3. The method of claim 1, wherein the weight matrix is organized into one or more first blocks of a first size, and wherein one or more of the first blocks are grouped into one or more second blocks of a second size, the second size being larger than the first size.
4. The method of claim 3, wherein at least one of the one or more second blocks comprises between 256 and 1024 values from the weight matrix.
5. The method of claim 1, wherein the weight matrix comprises weight values of a first bit-width, and the input vector comprises activation values of a second bit-width different from the first bit-width.
6. The method of claim 5, wherein the first bit-width is 4 bits and the second bit-width is 8 bits.
7. The method of claim 1, further comprising:
obtaining one or more scaling factors in a scale register associated with the PIM device; and
scaling the results of the one or more second matrix-vector operations using a multiplier within the PIM device.
8. The method of claim 1, wherein the weight matrix includes one or more data columns and one or more scaling factor columns, and the method further comprises:
loading one or more scaling factors from the one or more scaling factor columns; and
applying the loaded scaling factors to a result of the one or more second matrix-vector operations within the PIM device.
9. The method of claim 8, wherein the scaling factor columns are interspersed among the data columns at regular intervals.
10. The method of claim 1, wherein copying the results to the register clears an accumulator used for the one or more first matrix-vector operations.
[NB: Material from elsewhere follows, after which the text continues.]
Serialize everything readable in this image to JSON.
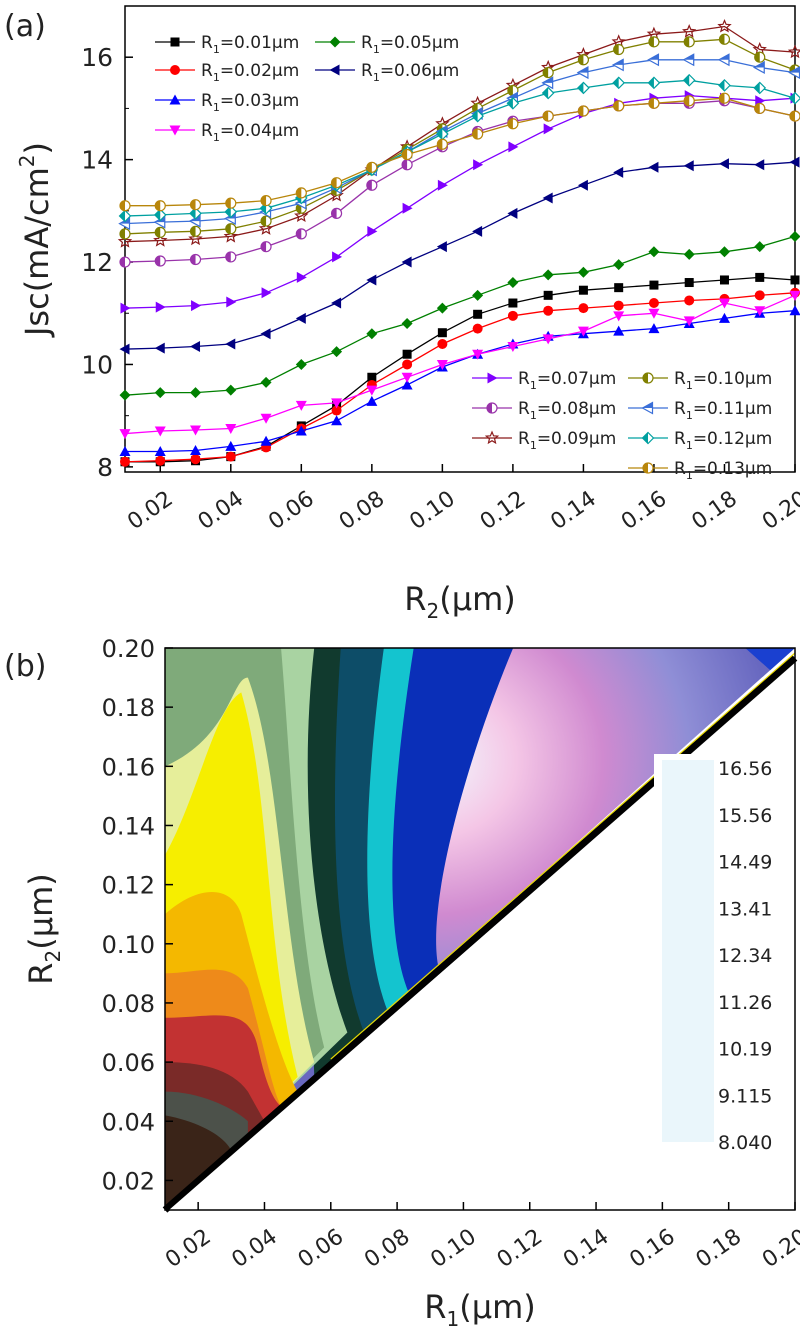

11. A method for quantization in a processing-in-memory (PIM) device, comprising:
performing one or more matrix-vector operations between one or more portions of a weight matrix and an input vector;
accumulating results of the matrix-vector operations;
applying one or more scaling factors to the accumulated results using a multiplier in the PIM device; and
outputting one or more scaled results associated with the one or more scaling factors.
12. The method of claim 11, wherein applying the one or more scaling factors comprises:
sequentially processing entries in an accumulator using the multiplier.
13. The method of claim 11, wherein the multiplier comprises an integer multiplier shared among multiple processing units in the PIM device.
14. The method of claim 11, wherein the scaled results comprise quantized values associated with a block of weight matrix columns.
15. A method for quantization in a processing-in-memory (PIM) device, comprising:
storing a weight matrix in the PIM device, the weight matrix including one or more data columns and one or more scaling factor columns;
performing one or more matrix-vector operations between the one or more data columns and an input vector;
accumulating results of the one or more matrix-vector operations;
loading scaling factors from the one or more scaling factor columns; and
applying the loaded scaling factors to the accumulated results within the PIM device.
16. The method of claim 15, wherein applying the loaded scaling factors comprises:
using a multiplier to sequentially process the accumulated results with corresponding scaling factors.
17. The method of claim 15, wherein the input vector comprises 16-bit integer values.
18. The method of claim 15, wherein the one or more data columns of the weight matrix comprise 4-bit weight values and the one or more scaling factor columns comprise 32-bit values.
19. The method of claim 15, wherein the one or more scaling factor columns are interspersed among the one or more data columns at regular intervals of 60.
20. The method of claim 15, further comprising:
selecting scaling factors from the one or more scaling factor columns associated with a current block of data columns being processed.
21. The method of claim 15, wherein applying the loaded scaling factors is associated with quantized output values for a block of the weight matrix.
22. The method of claim 15, wherein the one or more scaling factor columns comprise 4 columns for every 60 data columns in the weight matrix.
23. The method of claim 15, further comprising:
performing parallel multiplication of the accumulated results with the loaded scaling factors using multiple integer multipliers within the PIM device.